Re: 19: Płynne przejścia od podróży łódką do apokalipsy
: wt kwie 20, 2021 7:31 am
autor: Cerro
Pamięć
- Jego smok? - powtórzył Karai. - Neb?
A uzyskawszy potwierdzenie zamyślił się na moment i po chwili skierował swoje kroki w kierunku faraona.
- Wybacz, że przerywam radosny moment, wasza wysokość - powiedział, biorąc sobie coś ładnego i polukrowanego ze stołu - ale gdzie jest Neb Taui?
Re: 19: Płynne przejścia od podróży łódką do apokalipsy
: wt kwie 20, 2021 7:35 am
autor: Akayla
Pamięć
- U Mauli - odrzekł Elra. - Już od... w tamtym czasie będzie parę dni. Chciał walczyć, był śmiertelnie obrażony na mnie, a ona go opanuje, więc...

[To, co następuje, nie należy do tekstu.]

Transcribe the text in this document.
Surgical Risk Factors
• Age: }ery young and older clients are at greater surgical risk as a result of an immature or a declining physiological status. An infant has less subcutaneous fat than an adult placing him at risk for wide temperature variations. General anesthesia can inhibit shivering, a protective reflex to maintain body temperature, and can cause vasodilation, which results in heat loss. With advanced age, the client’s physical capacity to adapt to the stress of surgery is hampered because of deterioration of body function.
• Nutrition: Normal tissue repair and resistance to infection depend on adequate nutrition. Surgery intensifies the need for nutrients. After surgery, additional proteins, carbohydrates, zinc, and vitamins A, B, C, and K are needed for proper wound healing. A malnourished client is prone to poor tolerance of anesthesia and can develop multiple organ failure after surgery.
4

Re: 19: Płynne przejścia od podróży łódką do apokalipsy
: wt kwie 20, 2021 7:46 am
autor: Cerro
Pamięć
- Macie z nią kontakt?
Dana popatrzyła w kierunku Ravkena.
- Nie wracam tam! - oznajmił Łowca, strategicznie kierując się do wyjścia.
- Muszę się z nią skontaktować!
- Brzmi jak twój problem, nie mój!
Karai przestał go gonić.
- Zmiękłeś w tym wymiarze - powiedział zimno. - Stałeś się tchórzem.
Ravken zatrzymał się i zgrzytnął wściekle zębami. Karai uśmiechnął się.
- Dam ci list - rzucił wesoło i poszedł go napisać.
Re: 19: Płynne przejścia od podróży łódką do apokalipsy
: wt kwie 20, 2021 8:02 am
autor: Akayla
Pamięć
- Cóż, prosiła bardzo wprost żeby więcej się tam nie pokazywał - stwierdził Elra z rozbawieniem, w obronie Ravkena. W końcu Łowcę też lubił. - Sama pewnie się do ciebie odezwie, Oświecony, i raczej prędzej niż później.
Re: 19: Płynne przejścia od podróży łódką do apokalipsy
: wt kwie 20, 2021 9:29 am
autor: Cerro
Pamięć
- W porządku - mruknął Karai ku wyraźnej uldze Ravkena. - Mam nadzieję, że macie rację i Maula wkrótce się odezwie.
- Jak w ogóle idzie ta wojna? - spytała Dana, pierwszy znak jej zainteresowania zewnętrznym światem od dawna.
- Na razie trudno mówić o wojnie - rzekł Czerwony. - Minęło dopiero kilka dni. Póki co terror Neatana nie wygląda na szczególnie straszny, nie ma też ofiar po naszej stronie, jeśli nie liczyć tych kilku porwań, o których wiecie...
- Berga i Lory?
- I być może Isaku - powiedział Karai. - Chociaż w jego wypadku to mogło nie być porwanie.
Dana skrzywiła się.
- Ufam mu - przyznała. - Ale Neatanowi też ufałam.
Re: 19: Płynne przejścia od podróży łódką do apokalipsy
: wt kwie 20, 2021 9:40 am
autor: Akayla
Pamięć
Elra przytaknął pomrukiem.
- Czuję podobnie - przyznał. - Chciałbym powiedzieć, że przecież on by nigdy i nawet w Wojnie Czteroletniej udowodnił, że jest godny zaufania nawet jeśli wygląda inaczej... ale po Neatanie też się nie spodziewałem że wbije nam nóż w plecy, nie w ten sposób.
Westchnął i skrzywił się lekko.
- Wygląda że miałem co do niego rację za pierwszym razem i nigdy nie było mi tak przykro z tego powodu - przyznał.